Infectious diseases are major cause of morbidity and mortality in children. One of the most cost effective and easy method for child survival is immunization. In May 1974, the World Health Organization (WHO) officially launched a global immunization programme known as Expanded Programme of Immunization (EPI) to protect all the children of the world against six vaccine preventable diseases by the year 2000. EPI, launched in India in January 1978 was redesignated as Universal Immunization Programme (UIP) since 1985. UIP has been able to avert many deaths because of the six childhood diseases. Present study is an attempt to evaluate immunization coverage of children as well as mothers under UIP in urban slums of Jamnagar city (Gujarat).

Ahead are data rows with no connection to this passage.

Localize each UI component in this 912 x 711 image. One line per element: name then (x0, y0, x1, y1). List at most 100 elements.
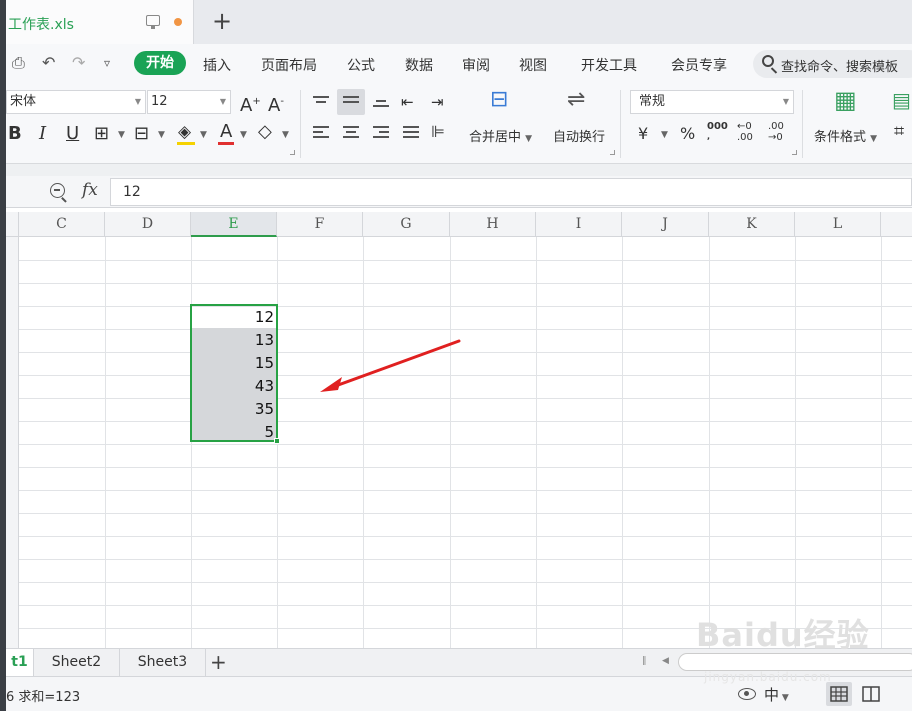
column-header-i[interactable]: I (536, 212, 622, 237)
undo-icon[interactable]: ↶ (42, 53, 55, 72)
thousands-separator-button[interactable]: 000, (707, 122, 728, 142)
wrap-text-icon[interactable]: ⇌ (567, 89, 585, 111)
row-gridline (19, 582, 912, 583)
row-header-column[interactable] (6, 237, 19, 648)
sheet-tab-sheet2[interactable]: Sheet2 (34, 649, 120, 676)
column-header-g[interactable]: G (363, 212, 450, 237)
sheet-tab-sheet1[interactable]: t1 (6, 649, 34, 676)
wrap-text-button[interactable]: 自动换行 (553, 126, 605, 145)
column-header-h[interactable]: H (450, 212, 536, 237)
sheet-tab-bar: t1 Sheet2 Sheet3 + ‖ ◀ (6, 648, 912, 676)
font-dialog-launcher[interactable] (290, 150, 295, 155)
fill-color-icon[interactable]: ◈ (178, 122, 191, 142)
number-dialog-launcher[interactable] (792, 150, 797, 155)
font-color-button[interactable]: A (220, 122, 232, 142)
tab-developer[interactable]: 开发工具 (581, 55, 637, 75)
separator (300, 90, 301, 158)
redo-icon[interactable]: ↷ (72, 53, 85, 72)
decrease-decimal-button[interactable]: .00 →0 (768, 121, 784, 143)
tab-review[interactable]: 审阅 (462, 55, 490, 75)
justify-icon[interactable] (403, 126, 419, 141)
chevron-down-icon[interactable]: ▼ (200, 130, 207, 140)
horizontal-scrollbar[interactable] (678, 653, 912, 671)
column-header-j[interactable]: J (622, 212, 709, 237)
cell-style-icon[interactable]: ⊟ (134, 124, 149, 144)
increase-indent-icon[interactable]: ⇥ (431, 92, 444, 112)
alignment-dialog-launcher[interactable] (610, 150, 615, 155)
align-center-icon[interactable] (343, 126, 359, 141)
table-style-icon[interactable]: ▤ (892, 90, 911, 110)
cell-format-icon[interactable]: ⌗ (894, 122, 904, 142)
conditional-format-button[interactable]: 条件格式 ▼ (814, 126, 877, 145)
chevron-down-icon: ▼ (134, 97, 141, 106)
conditional-format-icon[interactable]: ▦ (834, 88, 857, 112)
monitor-icon[interactable] (146, 15, 160, 29)
currency-button[interactable]: ¥ (638, 124, 648, 144)
column-header-k[interactable]: K (709, 212, 795, 237)
merge-center-button[interactable]: 合并居中 ▼ (469, 126, 532, 145)
tab-page-layout[interactable]: 页面布局 (261, 55, 317, 75)
spreadsheet-grid[interactable]: C D E F G H I J K L 12 13 15 43 35 5 (6, 212, 912, 648)
add-sheet-button[interactable]: + (210, 649, 227, 676)
align-left-icon[interactable] (313, 126, 329, 141)
column-header-e[interactable]: E (191, 212, 277, 237)
tab-start[interactable]: 开始 (134, 51, 186, 75)
chevron-down-icon[interactable]: ▼ (661, 130, 668, 140)
command-search[interactable]: 查找命令、搜索模板 (753, 50, 912, 78)
tab-insert[interactable]: 插入 (203, 55, 231, 75)
insert-function-button[interactable]: fx (82, 180, 98, 200)
cell-e-value[interactable]: 12 (192, 306, 274, 329)
merge-center-icon[interactable]: ⊟ (490, 89, 508, 111)
font-name-select[interactable]: 宋体 ▼ (6, 90, 146, 114)
fill-handle[interactable] (274, 438, 280, 444)
column-header-d[interactable]: D (105, 212, 191, 237)
cell-e-value[interactable]: 13 (192, 329, 274, 352)
italic-button[interactable]: I (39, 124, 46, 144)
customize-toolbar-icon[interactable]: ▿ (104, 56, 110, 70)
align-middle-icon[interactable] (343, 96, 359, 106)
tab-member[interactable]: 会员专享 (671, 55, 727, 75)
file-tab[interactable]: 工作表.xls (6, 0, 194, 44)
eye-icon[interactable] (738, 688, 756, 700)
column-header-f[interactable]: F (277, 212, 363, 237)
bold-button[interactable]: B (8, 124, 22, 144)
page-view-button[interactable] (858, 682, 884, 706)
chevron-down-icon[interactable]: ▼ (240, 130, 247, 140)
eraser-icon[interactable]: ◇ (258, 122, 272, 142)
distributed-icon[interactable]: ⊫ (431, 122, 445, 142)
normal-view-button[interactable] (826, 682, 852, 706)
file-tab-title: 工作表.xls (8, 17, 74, 33)
chevron-down-icon[interactable]: ▼ (282, 130, 289, 140)
font-size-select[interactable]: 12 ▼ (147, 90, 231, 114)
column-gridline (881, 237, 882, 648)
cell-e-value[interactable]: 43 (192, 375, 274, 398)
column-header-c[interactable]: C (19, 212, 105, 237)
grow-font-button[interactable]: A+ (240, 92, 261, 116)
sheet-tab-sheet3[interactable]: Sheet3 (120, 649, 206, 676)
underline-button[interactable]: U (66, 124, 79, 144)
print-preview-icon[interactable]: ⎙ (12, 53, 25, 73)
shrink-font-button[interactable]: A- (268, 92, 284, 116)
borders-button[interactable]: ⊞ (94, 124, 109, 144)
increase-decimal-button[interactable]: ←0 .00 (737, 121, 753, 143)
cell-e-value[interactable]: 15 (192, 352, 274, 375)
align-top-icon[interactable] (313, 96, 329, 106)
new-tab-button[interactable]: + (212, 8, 232, 34)
zoom-out-icon[interactable] (50, 183, 65, 198)
input-method-indicator[interactable]: 中 ▼ (764, 684, 789, 705)
tab-view[interactable]: 视图 (519, 55, 547, 75)
align-right-icon[interactable] (373, 126, 389, 141)
formula-input[interactable]: 12 (110, 178, 912, 206)
align-bottom-icon[interactable] (373, 100, 389, 110)
chevron-down-icon[interactable]: ▼ (118, 130, 125, 140)
percent-button[interactable]: % (680, 124, 695, 144)
number-format-select[interactable]: 常规 ▼ (630, 90, 794, 114)
cell-e-value[interactable]: 5 (192, 421, 274, 444)
tab-data[interactable]: 数据 (405, 55, 433, 75)
column-header-l[interactable]: L (795, 212, 881, 237)
tab-formulas[interactable]: 公式 (347, 55, 375, 75)
cell-e-value[interactable]: 35 (192, 398, 274, 421)
scroll-left-icon[interactable]: ◀ (662, 656, 669, 666)
chevron-down-icon[interactable]: ▼ (158, 130, 165, 140)
decrease-indent-icon[interactable]: ⇤ (401, 92, 414, 112)
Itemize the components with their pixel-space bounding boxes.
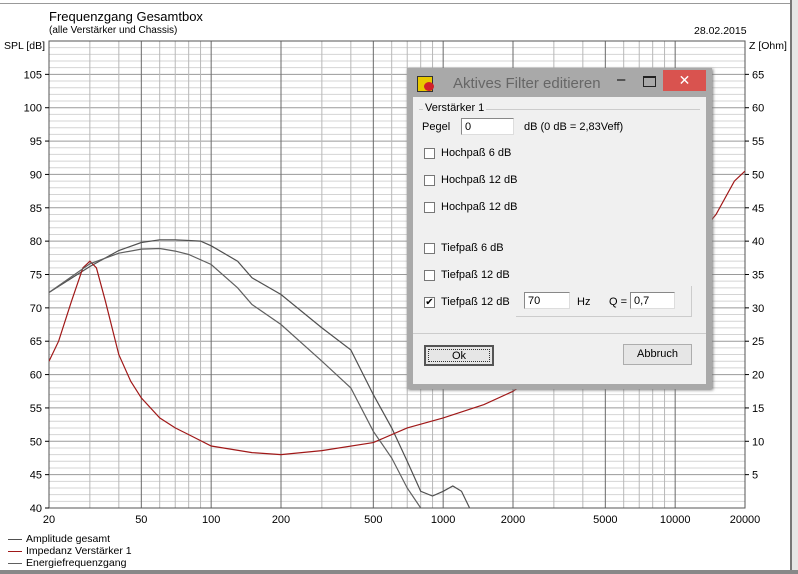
y-tick-label: 105 bbox=[24, 69, 42, 81]
legend-swatch bbox=[8, 562, 22, 564]
q-input[interactable]: 0,7 bbox=[630, 292, 675, 309]
y2-tick-label: 60 bbox=[752, 103, 764, 115]
y-tick-label: 85 bbox=[30, 203, 42, 215]
dialog-title: Aktives Filter editieren bbox=[453, 75, 601, 92]
y-tick-label: 90 bbox=[30, 169, 42, 181]
app-icon bbox=[417, 76, 434, 92]
legend-swatch bbox=[8, 550, 22, 552]
legend-swatch bbox=[8, 538, 22, 540]
y2-tick-label: 25 bbox=[752, 336, 764, 348]
dialog-divider bbox=[413, 333, 706, 334]
y-tick-label: 40 bbox=[30, 503, 42, 515]
lowpass-6db-checkbox[interactable] bbox=[424, 243, 435, 254]
pegel-unit: dB (0 dB = 2,83Veff) bbox=[524, 121, 624, 133]
y-tick-label: 65 bbox=[30, 336, 42, 348]
x-tick-label: 20000 bbox=[730, 514, 761, 526]
y-tick-label: 80 bbox=[30, 236, 42, 248]
x-tick-label: 500 bbox=[364, 514, 382, 526]
minimize-button[interactable]: – bbox=[617, 71, 625, 88]
x-tick-label: 10000 bbox=[660, 514, 691, 526]
legend-label: Energiefrequenzgang bbox=[26, 557, 127, 569]
cancel-button[interactable]: Abbruch bbox=[623, 344, 692, 365]
highpass-12db-checkbox-2[interactable] bbox=[424, 202, 435, 213]
y2-tick-label: 55 bbox=[752, 136, 764, 148]
y-tick-label: 100 bbox=[24, 103, 42, 115]
legend-item-energy: Energiefrequenzgang bbox=[8, 557, 126, 569]
maximize-button[interactable] bbox=[643, 76, 656, 87]
y2-tick-label: 50 bbox=[752, 169, 764, 181]
highpass-12db-label-2: Hochpaß 12 dB bbox=[441, 201, 518, 213]
y-tick-label: 55 bbox=[30, 403, 42, 415]
chart-date: 28.02.2015 bbox=[694, 25, 747, 37]
x-tick-label: 50 bbox=[135, 514, 147, 526]
x-tick-label: 2000 bbox=[501, 514, 525, 526]
ok-button[interactable]: Ok bbox=[424, 345, 494, 366]
window-right-border bbox=[790, 0, 798, 574]
y2-tick-label: 15 bbox=[752, 403, 764, 415]
dialog-titlebar[interactable]: Aktives Filter editieren – ✕ bbox=[407, 68, 712, 98]
x-tick-label: 1000 bbox=[431, 514, 455, 526]
close-button[interactable]: ✕ bbox=[663, 70, 706, 91]
y-tick-label: 75 bbox=[30, 270, 42, 282]
y-tick-label: 60 bbox=[30, 370, 42, 382]
lowpass-12db-checkbox[interactable] bbox=[424, 270, 435, 281]
group-label: Verstärker 1 bbox=[423, 102, 487, 114]
y2-tick-label: 40 bbox=[752, 236, 764, 248]
y2-tick-label: 35 bbox=[752, 270, 764, 282]
lowpass-12db-checkbox-2[interactable]: ✔ bbox=[424, 297, 435, 308]
lowpass-12db-label: Tiefpaß 12 dB bbox=[441, 269, 510, 281]
y2-tick-label: 10 bbox=[752, 436, 764, 448]
y2-tick-label: 65 bbox=[752, 69, 764, 81]
pegel-label: Pegel bbox=[422, 121, 451, 133]
x-tick-label: 20 bbox=[43, 514, 55, 526]
frequency-unit: Hz bbox=[577, 296, 591, 308]
highpass-6db-checkbox[interactable] bbox=[424, 148, 435, 159]
y-axis-label: SPL [dB] bbox=[4, 40, 46, 52]
y2-tick-label: 20 bbox=[752, 370, 764, 382]
legend-item-impedance: Impedanz Verstärker 1 bbox=[8, 545, 132, 557]
x-tick-label: 100 bbox=[202, 514, 220, 526]
highpass-6db-label: Hochpaß 6 dB bbox=[441, 147, 512, 159]
highpass-12db-checkbox[interactable] bbox=[424, 175, 435, 186]
y2-tick-label: 45 bbox=[752, 203, 764, 215]
y-tick-label: 70 bbox=[30, 303, 42, 315]
chart-subtitle: (alle Verstärker und Chassis) bbox=[49, 25, 178, 36]
q-label: Q = bbox=[609, 296, 628, 308]
pegel-input[interactable]: 0 bbox=[461, 118, 514, 135]
amplifier-group: Verstärker 1 bbox=[419, 102, 700, 114]
y-tick-label: 95 bbox=[30, 136, 42, 148]
frequency-input[interactable]: 70 bbox=[524, 292, 570, 309]
y-tick-label: 45 bbox=[30, 470, 42, 482]
window-bottom-border bbox=[0, 570, 798, 574]
x-tick-label: 5000 bbox=[593, 514, 617, 526]
x-tick-label: 200 bbox=[272, 514, 290, 526]
legend-label: Amplitude gesamt bbox=[26, 533, 111, 545]
chart-title: Frequenzgang Gesamtbox bbox=[49, 9, 203, 24]
dialog-body: Verstärker 1 Pegel 0 dB (0 dB = 2,83Veff… bbox=[413, 97, 706, 384]
y2-tick-label: 30 bbox=[752, 303, 764, 315]
y2-tick-label: 5 bbox=[752, 470, 758, 482]
filter-dialog: Aktives Filter editieren – ✕ Verstärker … bbox=[407, 68, 712, 389]
highpass-12db-label: Hochpaß 12 dB bbox=[441, 174, 518, 186]
lowpass-6db-label: Tiefpaß 6 dB bbox=[441, 242, 504, 254]
y2-axis-label: Z [Ohm] bbox=[749, 40, 787, 52]
lowpass-12db-label-2: Tiefpaß 12 dB bbox=[441, 296, 510, 308]
y-tick-label: 50 bbox=[30, 436, 42, 448]
legend-item-amplitude: Amplitude gesamt bbox=[8, 533, 110, 545]
legend-label: Impedanz Verstärker 1 bbox=[26, 545, 132, 557]
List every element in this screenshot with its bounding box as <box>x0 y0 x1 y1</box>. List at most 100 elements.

A cross sectional study was conducted in January 2005. A sample of 210 children aged between 1 to 2 years and mothers with children upto one year of age was selected using WHO, 30 cluster sampling technique from urban slums of Jamnagar city. Immunization coverage of child and mother was assessed through checking of immunization card, presence of BCG scar and interview. If immunization card was not available, then information was sought from the mother of that child. Reasons for partial or no immunization were also asked from mothers.
Following criteria for full immunization, partial immunization and no immunization of children between 1-2 years and mothers was used1.
Full immunization: Child, 1 to 2 years age, who received 3 doses of DPT and OPV each, 1 dose of BCG and measles each. Mothers who received two doses or 1 booster dose of prenatal tetanus toxoid during her last pregnancy.
Partial immunization: Child, who missed any one or more of above doses and for mother who received just one dose of primary prenatal tetanus toxoid during her last pregnancy.
No immunization: Child or mother who did not receive even a single dose of vaccine.
Drop out rate was calculated as per standard formula.
Of the 210 surveyed children, 130 were males and 80 were females. Immunization card was available for 74.28% of children. Coverage with BCG vaccine was maximum (94.7%) followed by OPV3 (84.7%), DPT3 (81.4%), and that of measles was least (75.7%). This indicates higher coverage as compared to National coverage2 [BCG (85.9%), DPT (80.8%), OPV (81%) and measles (66.5%)] and NE states3 [BCG (84.1%), DPT (67.6%), OPV (67.7%) and measles (54.3%). Coverage was better in case of children who had their immunization cards available.
|Reasons||Children (n=56)||Mother (n=35)|
|Schedule not as planned||1||1.79||0||-|
| Problem of relation between
health worker & community
Drop out rates, for DPT, OPV were found to be 10.4% and 10.1% respectively, which are higher than the drop out rates at the National level3 (DPT-7.7%, OPV-7.6%). Although the drop out rates for full immunization were low in the present study (20.1%) compared to that at National level2 (22.5%). Drop out rate in present study is more than the figure of 15%, considered to be the indicator for defaulter as a problem4. Percentage for fully immunized children was 73.3% being more for male than female children (75.3% and 70.0% respectively) (Table-I). Above rates were higher than National level2 (63.0%). Percentage for partially immunized children was 23.8% and for unimmunized was 2.8%. Both these figures were higher in females than in males. Also the percentage of fully immunized mothers was 83.3%, which is higher than 78.0% of National average2, this figure was 61.0% for NE states3.
Main reasons for dropout or unimmunization of children and mothers were ignorance in about 80% and inconvenience in the rest (Table – II). In Madhya Pradesh lack of information was found to be the leading cause in a study by Yadav and Singh5.
All the above observations are a pointer to a better immunization coverage services in Jamnagar city but also indicates a scope for further improvement in immunization coverage through rectifying reasons for nonimmunization.